We also don't have the /var/db/dslocal exception in place yet, so I can't directly speak to whether it resolves some of the above issues. I suspect it might though.

donmontalvo
Esteemed Contributor II

@mm2270 Any chance you can pastbin the list?

--
https://donmontalvo.com

donmontalvo
Esteemed Contributor II

@charles.hitch your solution worked for one of our big clients, beer on me at the next JNUC. :) Slight mod to the script, since there are three sqlindex* files, and removed the reboot command so the policy can submit log to JSS.

#!/bin/sh
/bin/rm -f /var/db/dslocal/nodes/Default/sqlindex*
exit 0
--
https://donmontalvo.com

jamesgreenMatte
New Contributor II

Thank you for this script. We have now run into this a few times here and this script fixes the issue. Nothing else has.

donmontalvo
Esteemed Contributor II

Circling back to tie loose ends...if your Security team asks you to substantiate the need to exclude these...

Hi Sorry for being unclear, the files in question is a cache used by the login system they are restricted to the root user and is secure and non-executable. Regards XXXXXXXXX XXXXXXXXX@apple.com AppleCare Enterprise Support

PS, kudos to @charles.hitch for the script, all variations came from his script.

Don

--
https://donmontalvo.com

hcgtexas
New Contributor III

Checking in from 2017. solution still works! Thanks a bunch guys.

BK
New Contributor III

@Bartoo Happening in our environment as well. What was the 'fix' the Apple Provided? We do not currently have an exception made for /var/db/dslocal/ for McAfee as well. We are running 10.12.6. Just seen two machine in the last 2 months with this issue. Thanks!

adroitboy
New Contributor III

Worked for me too on a machine that had issues after system update being applied in 12.12.6. The user reported that they couldn't login. I could with other users and noticed there was no mobile account showing in dscl. Intesting I got an error when attempting to create a local account via createmobilehome.

sh-3.2# createmobilehome -v -n user_name 
The mobile account could not be created: 4102 (Could not create the record because one already exists with the same name.)

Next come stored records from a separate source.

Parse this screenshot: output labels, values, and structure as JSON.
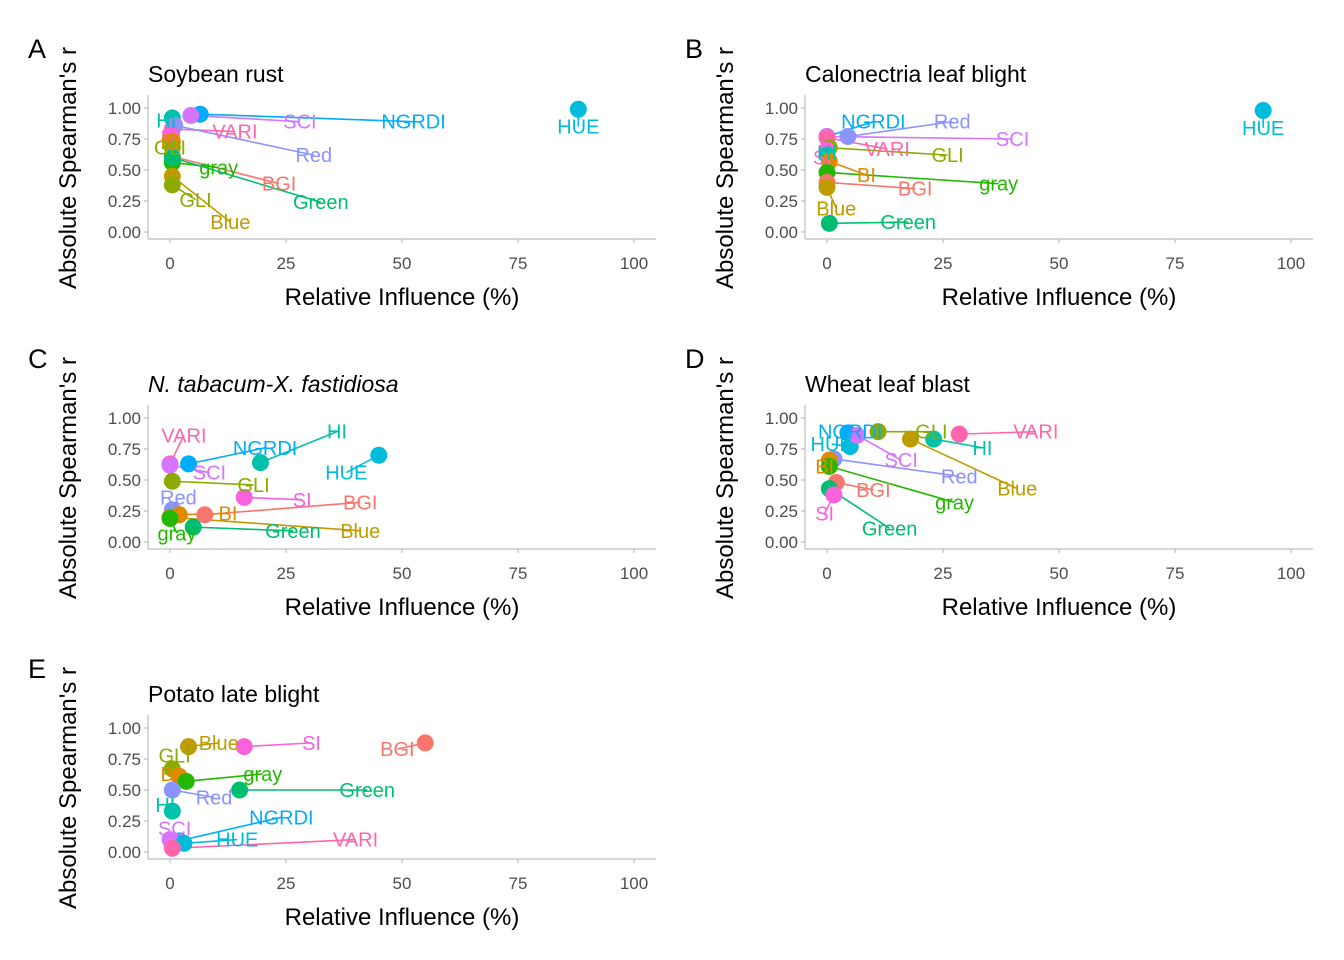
{
  "figure": {
    "xlabel": "Relative Influence (%)",
    "ylabel": "Absolute Spearman's r"
  },
  "palette": {
    "BGI": "#F8766D",
    "BI": "#E18A00",
    "Blue": "#BE9C00",
    "GLI": "#8CAB00",
    "gray": "#24B700",
    "Green": "#00BE70",
    "HI": "#00C1AB",
    "HUE": "#00BBDA",
    "NGRDI": "#00ACFC",
    "Red": "#8B93FF",
    "SCI": "#D575FE",
    "SI": "#F962DD",
    "VARI": "#FF65AC"
  },
  "chart_data": [
    {
      "panel": "A",
      "title": "Soybean rust",
      "italic": false,
      "type": "scatter",
      "xlabel": "Relative Influence (%)",
      "ylabel": "Absolute Spearman's r",
      "xlim": [
        0,
        100
      ],
      "ylim": [
        0,
        1
      ],
      "xticks": [
        "0",
        "25",
        "50",
        "75",
        "100"
      ],
      "yticks": [
        "0.00",
        "0.25",
        "0.50",
        "0.75",
        "1.00"
      ],
      "points": [
        {
          "label": "HUE",
          "x": 88.0,
          "y": 0.99,
          "lx": 88.0,
          "ly": 0.85
        },
        {
          "label": "NGRDI",
          "x": 6.5,
          "y": 0.95,
          "lx": 52.5,
          "ly": 0.89
        },
        {
          "label": "SCI",
          "x": 4.5,
          "y": 0.94,
          "lx": 28.0,
          "ly": 0.89
        },
        {
          "label": "HI",
          "x": 0.5,
          "y": 0.92,
          "lx": -0.8,
          "ly": 0.9
        },
        {
          "label": "VARI",
          "x": 0.5,
          "y": 0.83,
          "lx": 14.0,
          "ly": 0.81
        },
        {
          "label": "Red",
          "x": 1.0,
          "y": 0.86,
          "lx": 31.0,
          "ly": 0.62
        },
        {
          "label": "SI",
          "x": 0.3,
          "y": 0.78,
          "lx": 0.0,
          "ly": 0.78
        },
        {
          "label": "BI",
          "x": 0.5,
          "y": 0.73,
          "lx": 0.0,
          "ly": 0.73
        },
        {
          "label": "GLI",
          "x": 0.5,
          "y": 0.68,
          "lx": 0.0,
          "ly": 0.68
        },
        {
          "label": "BGI",
          "x": 0.5,
          "y": 0.61,
          "lx": 23.5,
          "ly": 0.39
        },
        {
          "label": "gray",
          "x": 0.5,
          "y": 0.56,
          "lx": 10.5,
          "ly": 0.52
        },
        {
          "label": "Green",
          "x": 0.5,
          "y": 0.6,
          "lx": 32.5,
          "ly": 0.24
        },
        {
          "label": "Blue",
          "x": 0.5,
          "y": 0.45,
          "lx": 13.0,
          "ly": 0.08
        },
        {
          "label": "GLI",
          "x": 0.5,
          "y": 0.38,
          "lx": 5.5,
          "ly": 0.26
        }
      ]
    },
    {
      "panel": "B",
      "title": "Calonectria leaf blight",
      "italic": false,
      "type": "scatter",
      "xlabel": "Relative Influence (%)",
      "ylabel": "Absolute Spearman's r",
      "xlim": [
        0,
        100
      ],
      "ylim": [
        0,
        1
      ],
      "xticks": [
        "0",
        "25",
        "50",
        "75",
        "100"
      ],
      "yticks": [
        "0.00",
        "0.25",
        "0.50",
        "0.75",
        "1.00"
      ],
      "points": [
        {
          "label": "HUE",
          "x": 94.0,
          "y": 0.98,
          "lx": 94.0,
          "ly": 0.84
        },
        {
          "label": "NGRDI",
          "x": 0.0,
          "y": 0.77,
          "lx": 10.0,
          "ly": 0.89
        },
        {
          "label": "Red",
          "x": 4.5,
          "y": 0.77,
          "lx": 27.0,
          "ly": 0.89
        },
        {
          "label": "SCI",
          "x": 0.0,
          "y": 0.77,
          "lx": 40.0,
          "ly": 0.75
        },
        {
          "label": "VARI",
          "x": 0.0,
          "y": 0.76,
          "lx": 13.0,
          "ly": 0.67
        },
        {
          "label": "GLI",
          "x": 0.5,
          "y": 0.68,
          "lx": 26.0,
          "ly": 0.62
        },
        {
          "label": "SI",
          "x": 0.0,
          "y": 0.66,
          "lx": -1.0,
          "ly": 0.6
        },
        {
          "label": "HI",
          "x": 0.0,
          "y": 0.62,
          "lx": 0.0,
          "ly": 0.64
        },
        {
          "label": "BI",
          "x": 0.5,
          "y": 0.57,
          "lx": 8.5,
          "ly": 0.46
        },
        {
          "label": "gray",
          "x": 0.0,
          "y": 0.48,
          "lx": 37.0,
          "ly": 0.39
        },
        {
          "label": "BGI",
          "x": 0.0,
          "y": 0.4,
          "lx": 19.0,
          "ly": 0.35
        },
        {
          "label": "Blue",
          "x": 0.0,
          "y": 0.36,
          "lx": 2.0,
          "ly": 0.19
        },
        {
          "label": "Green",
          "x": 0.5,
          "y": 0.07,
          "lx": 17.5,
          "ly": 0.08
        }
      ]
    },
    {
      "panel": "C",
      "title": "N. tabacum-X. fastidiosa",
      "italic": true,
      "type": "scatter",
      "xlabel": "Relative Influence (%)",
      "ylabel": "Absolute Spearman's r",
      "xlim": [
        0,
        100
      ],
      "ylim": [
        0,
        1
      ],
      "xticks": [
        "0",
        "25",
        "50",
        "75",
        "100"
      ],
      "yticks": [
        "0.00",
        "0.25",
        "0.50",
        "0.75",
        "1.00"
      ],
      "points": [
        {
          "label": "HUE",
          "x": 45.0,
          "y": 0.7,
          "lx": 38.0,
          "ly": 0.56
        },
        {
          "label": "HI",
          "x": 19.5,
          "y": 0.64,
          "lx": 36.0,
          "ly": 0.89
        },
        {
          "label": "NGRDI",
          "x": 4.0,
          "y": 0.63,
          "lx": 20.5,
          "ly": 0.76
        },
        {
          "label": "VARI",
          "x": 0.0,
          "y": 0.63,
          "lx": 3.0,
          "ly": 0.86
        },
        {
          "label": "SCI",
          "x": 0.0,
          "y": 0.62,
          "lx": 8.5,
          "ly": 0.56
        },
        {
          "label": "GLI",
          "x": 0.5,
          "y": 0.49,
          "lx": 18.0,
          "ly": 0.46
        },
        {
          "label": "SI",
          "x": 16.0,
          "y": 0.36,
          "lx": 28.5,
          "ly": 0.34
        },
        {
          "label": "BGI",
          "x": 7.5,
          "y": 0.22,
          "lx": 41.0,
          "ly": 0.32
        },
        {
          "label": "Red",
          "x": 0.5,
          "y": 0.26,
          "lx": 1.8,
          "ly": 0.36
        },
        {
          "label": "BI",
          "x": 2.0,
          "y": 0.22,
          "lx": 12.5,
          "ly": 0.23
        },
        {
          "label": "Blue",
          "x": 0.0,
          "y": 0.2,
          "lx": 41.0,
          "ly": 0.09
        },
        {
          "label": "Green",
          "x": 5.0,
          "y": 0.12,
          "lx": 26.5,
          "ly": 0.09
        },
        {
          "label": "gray",
          "x": 0.0,
          "y": 0.19,
          "lx": 1.5,
          "ly": 0.07
        }
      ]
    },
    {
      "panel": "D",
      "title": "Wheat leaf blast",
      "italic": false,
      "type": "scatter",
      "xlabel": "Relative Influence (%)",
      "ylabel": "Absolute Spearman's r",
      "xlim": [
        0,
        100
      ],
      "ylim": [
        0,
        1
      ],
      "xticks": [
        "0",
        "25",
        "50",
        "75",
        "100"
      ],
      "yticks": [
        "0.00",
        "0.25",
        "0.50",
        "0.75",
        "1.00"
      ],
      "points": [
        {
          "label": "VARI",
          "x": 28.5,
          "y": 0.87,
          "lx": 45.0,
          "ly": 0.89
        },
        {
          "label": "GLI",
          "x": 11.0,
          "y": 0.89,
          "lx": 22.5,
          "ly": 0.89
        },
        {
          "label": "NGRDI",
          "x": 4.5,
          "y": 0.88,
          "lx": 5.0,
          "ly": 0.89
        },
        {
          "label": "HI",
          "x": 23.0,
          "y": 0.83,
          "lx": 33.5,
          "ly": 0.76
        },
        {
          "label": "Blue",
          "x": 18.0,
          "y": 0.83,
          "lx": 41.0,
          "ly": 0.43
        },
        {
          "label": "HUE",
          "x": 5.0,
          "y": 0.77,
          "lx": 1.0,
          "ly": 0.79
        },
        {
          "label": "SCI",
          "x": 6.5,
          "y": 0.86,
          "lx": 16.0,
          "ly": 0.66
        },
        {
          "label": "Red",
          "x": 1.5,
          "y": 0.67,
          "lx": 28.5,
          "ly": 0.53
        },
        {
          "label": "BI",
          "x": 0.5,
          "y": 0.66,
          "lx": -0.5,
          "ly": 0.61
        },
        {
          "label": "gray",
          "x": 0.5,
          "y": 0.61,
          "lx": 27.5,
          "ly": 0.32
        },
        {
          "label": "BGI",
          "x": 2.0,
          "y": 0.48,
          "lx": 10.0,
          "ly": 0.42
        },
        {
          "label": "Green",
          "x": 0.5,
          "y": 0.43,
          "lx": 13.5,
          "ly": 0.11
        },
        {
          "label": "SI",
          "x": 1.5,
          "y": 0.38,
          "lx": -0.5,
          "ly": 0.23
        }
      ]
    },
    {
      "panel": "E",
      "title": "Potato late blight",
      "italic": false,
      "type": "scatter",
      "xlabel": "Relative Influence (%)",
      "ylabel": "Absolute Spearman's r",
      "xlim": [
        0,
        100
      ],
      "ylim": [
        0,
        1
      ],
      "xticks": [
        "0",
        "25",
        "50",
        "75",
        "100"
      ],
      "yticks": [
        "0.00",
        "0.25",
        "0.50",
        "0.75",
        "1.00"
      ],
      "points": [
        {
          "label": "BGI",
          "x": 55.0,
          "y": 0.88,
          "lx": 49.0,
          "ly": 0.83
        },
        {
          "label": "SI",
          "x": 16.0,
          "y": 0.85,
          "lx": 30.5,
          "ly": 0.88
        },
        {
          "label": "Blue",
          "x": 4.0,
          "y": 0.85,
          "lx": 10.5,
          "ly": 0.88
        },
        {
          "label": "GLI",
          "x": 0.5,
          "y": 0.67,
          "lx": 1.0,
          "ly": 0.78
        },
        {
          "label": "BI",
          "x": 2.0,
          "y": 0.61,
          "lx": 0.0,
          "ly": 0.63
        },
        {
          "label": "gray",
          "x": 3.5,
          "y": 0.57,
          "lx": 20.0,
          "ly": 0.63
        },
        {
          "label": "Green",
          "x": 15.0,
          "y": 0.5,
          "lx": 42.5,
          "ly": 0.5
        },
        {
          "label": "Red",
          "x": 0.5,
          "y": 0.5,
          "lx": 9.5,
          "ly": 0.44
        },
        {
          "label": "HI",
          "x": 0.5,
          "y": 0.33,
          "lx": -1.0,
          "ly": 0.38
        },
        {
          "label": "NGRDI",
          "x": 2.0,
          "y": 0.09,
          "lx": 24.0,
          "ly": 0.28
        },
        {
          "label": "SCI",
          "x": 0.0,
          "y": 0.1,
          "lx": 1.0,
          "ly": 0.19
        },
        {
          "label": "HUE",
          "x": 3.0,
          "y": 0.07,
          "lx": 14.5,
          "ly": 0.1
        },
        {
          "label": "VARI",
          "x": 0.5,
          "y": 0.03,
          "lx": 40.0,
          "ly": 0.1
        }
      ]
    }
  ]
}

Interestingly, while the account didn't show in dscl, it did show when listing /var/db/dslocal/nodes/Default/Users. I deleted the above sql files, restarted and was immediately able to create the mobile home in terminal. Thanks!

Hayden_Webb
New Contributor III

I went into the Users folder (/Computer/Macintosh HD/Users/), deleted the user folder that was having the error and it fixed the issue for me.